Les Suisses votent souvent avec leur porte-monnaie, et le plus grand parti du pays ne le sait que trop bien. L'UDC a donc misé sur des arguments financiers pour torpiller la deuxième mouture de la loi sur la protection du climat, près de deux ans après le refus de la première, en juin 2021.
Concrètement, un oui le 18 juin prochain coûterait 6600 francs par personne et par an, assure l'UDC. Ce chiffre est repris partout: lors de l'assemblée des délégués, sur le site internet du parti, dans un article du journal de l'Union suisse des arts et métiers (Usam). Sa source? «Une étude de l'Ecole polytechnique fédérale de Lausanne» (EPFL), avance le parti.
Le hic, c'est que ce qu'affirme l'UDC ne figure pas dans l'étude en question. Cette dernière a été rédigée conjointement par des chercheurs de l'EPFL à Lausanne et du Laboratoire fédéral d'essai des matériaux et de recherche (Empa), qui est basée à Zurich, sur le site de l'EPFZ.
Rien à voir avec la loi climat
Les scientifiques de l'Empa ont analysé ce que cela coûterait à la Suisse si l'énergie nécessaire devait être entièrement produite et stockée dans notre pays. Et si la totalité de l'approvisionnement énergétique devait se faire au moyen de carburants synthétiques (soit non dérivés du pétrole). C'est dans ce contexte qu'ont été évoqués les 6600 francs de surcoût par habitant — rien à voir avec la loi climat, donc.
Le texte en votation le 18 juin prochain veut, lui, ancrer l'objectif du Conseil fédéral de rendre la Suisse climatiquement neutre d'ici à 2050. Il prévoit un montant total de 3,2 milliards de francs pour remplacer les chauffages au mazout et au gaz et pour promouvoir les technologies innovantes respectueuses du climat.

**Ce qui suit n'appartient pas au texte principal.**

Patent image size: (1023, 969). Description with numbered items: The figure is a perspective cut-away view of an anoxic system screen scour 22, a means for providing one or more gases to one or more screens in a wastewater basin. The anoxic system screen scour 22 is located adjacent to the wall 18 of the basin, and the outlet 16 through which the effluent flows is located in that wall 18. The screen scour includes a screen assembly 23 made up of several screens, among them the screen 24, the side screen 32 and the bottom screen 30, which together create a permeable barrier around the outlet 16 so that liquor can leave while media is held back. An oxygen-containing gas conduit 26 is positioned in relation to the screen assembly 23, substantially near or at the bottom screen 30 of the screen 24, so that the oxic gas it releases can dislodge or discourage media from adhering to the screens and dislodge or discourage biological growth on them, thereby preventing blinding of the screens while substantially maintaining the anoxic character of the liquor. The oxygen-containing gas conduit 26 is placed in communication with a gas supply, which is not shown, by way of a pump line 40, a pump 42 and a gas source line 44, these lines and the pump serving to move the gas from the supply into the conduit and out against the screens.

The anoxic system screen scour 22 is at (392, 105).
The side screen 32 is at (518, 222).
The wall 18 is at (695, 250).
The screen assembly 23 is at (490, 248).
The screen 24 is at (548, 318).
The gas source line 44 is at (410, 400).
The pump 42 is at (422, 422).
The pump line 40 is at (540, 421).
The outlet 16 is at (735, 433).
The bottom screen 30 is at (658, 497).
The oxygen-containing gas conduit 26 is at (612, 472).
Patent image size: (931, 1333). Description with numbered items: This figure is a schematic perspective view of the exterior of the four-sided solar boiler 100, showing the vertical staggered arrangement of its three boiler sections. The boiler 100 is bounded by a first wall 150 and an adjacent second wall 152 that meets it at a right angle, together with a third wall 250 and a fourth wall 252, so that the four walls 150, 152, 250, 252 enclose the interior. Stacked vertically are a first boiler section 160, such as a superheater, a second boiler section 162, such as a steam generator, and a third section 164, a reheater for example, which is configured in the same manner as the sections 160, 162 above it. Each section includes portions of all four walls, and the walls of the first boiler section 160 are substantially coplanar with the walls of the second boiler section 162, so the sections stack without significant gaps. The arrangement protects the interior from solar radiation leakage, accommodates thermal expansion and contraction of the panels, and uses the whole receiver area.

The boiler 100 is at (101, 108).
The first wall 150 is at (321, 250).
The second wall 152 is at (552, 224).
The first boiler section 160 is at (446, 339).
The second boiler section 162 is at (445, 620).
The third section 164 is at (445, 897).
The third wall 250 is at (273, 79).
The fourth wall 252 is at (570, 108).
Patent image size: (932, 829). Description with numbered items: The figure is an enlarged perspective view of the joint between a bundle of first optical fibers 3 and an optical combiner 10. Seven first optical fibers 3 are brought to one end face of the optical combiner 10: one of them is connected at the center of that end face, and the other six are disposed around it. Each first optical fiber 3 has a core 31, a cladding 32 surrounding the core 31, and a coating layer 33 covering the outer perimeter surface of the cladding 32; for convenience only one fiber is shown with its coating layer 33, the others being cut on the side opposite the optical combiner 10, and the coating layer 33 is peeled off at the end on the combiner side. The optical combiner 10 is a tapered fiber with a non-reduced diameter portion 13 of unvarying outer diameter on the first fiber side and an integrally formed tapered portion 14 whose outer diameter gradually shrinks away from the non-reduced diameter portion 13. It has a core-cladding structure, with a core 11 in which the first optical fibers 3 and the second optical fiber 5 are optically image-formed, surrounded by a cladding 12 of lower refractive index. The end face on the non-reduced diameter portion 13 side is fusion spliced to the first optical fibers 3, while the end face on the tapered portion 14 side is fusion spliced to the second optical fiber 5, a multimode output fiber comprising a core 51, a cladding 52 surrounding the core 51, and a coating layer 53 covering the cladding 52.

«Un raccourci inadmissible»
L'Empa reproche à l'UDC de sortir les résultats de l'étude de leur contexte. Avancer que ce «scénario extrême» s'appliquerait en cas d'acceptation de la loi le 18 juin est «un raccourci inadmissible», s'indigne face à Blick le porte-parole de l'Empa, Michael Hagmann.
L'étude qui est devenue le mantra de l'UDC montre, au contraire, qu'une autarcie énergétique totale, telle que voulue par le parti, n'aurait aucun sens pour la Suisse, ni sur le plan technique, ni sur le plan économique. La solution continue de passer par l'importation d'énergie. «Et la condition de base, c'est une intégration dans le système énergétique européen», souligne l'institut basé à l'EPFZ. Michael Hagmann évoque l'accord sur l'électricité avec l'UE, que la Suisse souhaite conclure depuis longtemps. Mais la condition préalable posée par Bruxelles est que la Suisse signe l'accord-cadre, auquel l'UDC est opposé bec et ongles.
Qu'en dit le président de l'UDC? Le parti diffuse-t-il des informations tronquées à dessein? Marco Chiesa balaie ce reproche. Le Tessinois estime que la loi ne définit pas quel devrait être le chemin vers ce «zéro carbone» à atteindre d'ici à 2050. Or, selon lui, l'étude «n'exclut pas» que les coûts supplémentaires atteignent jusqu'à 6600 francs par personne et par an.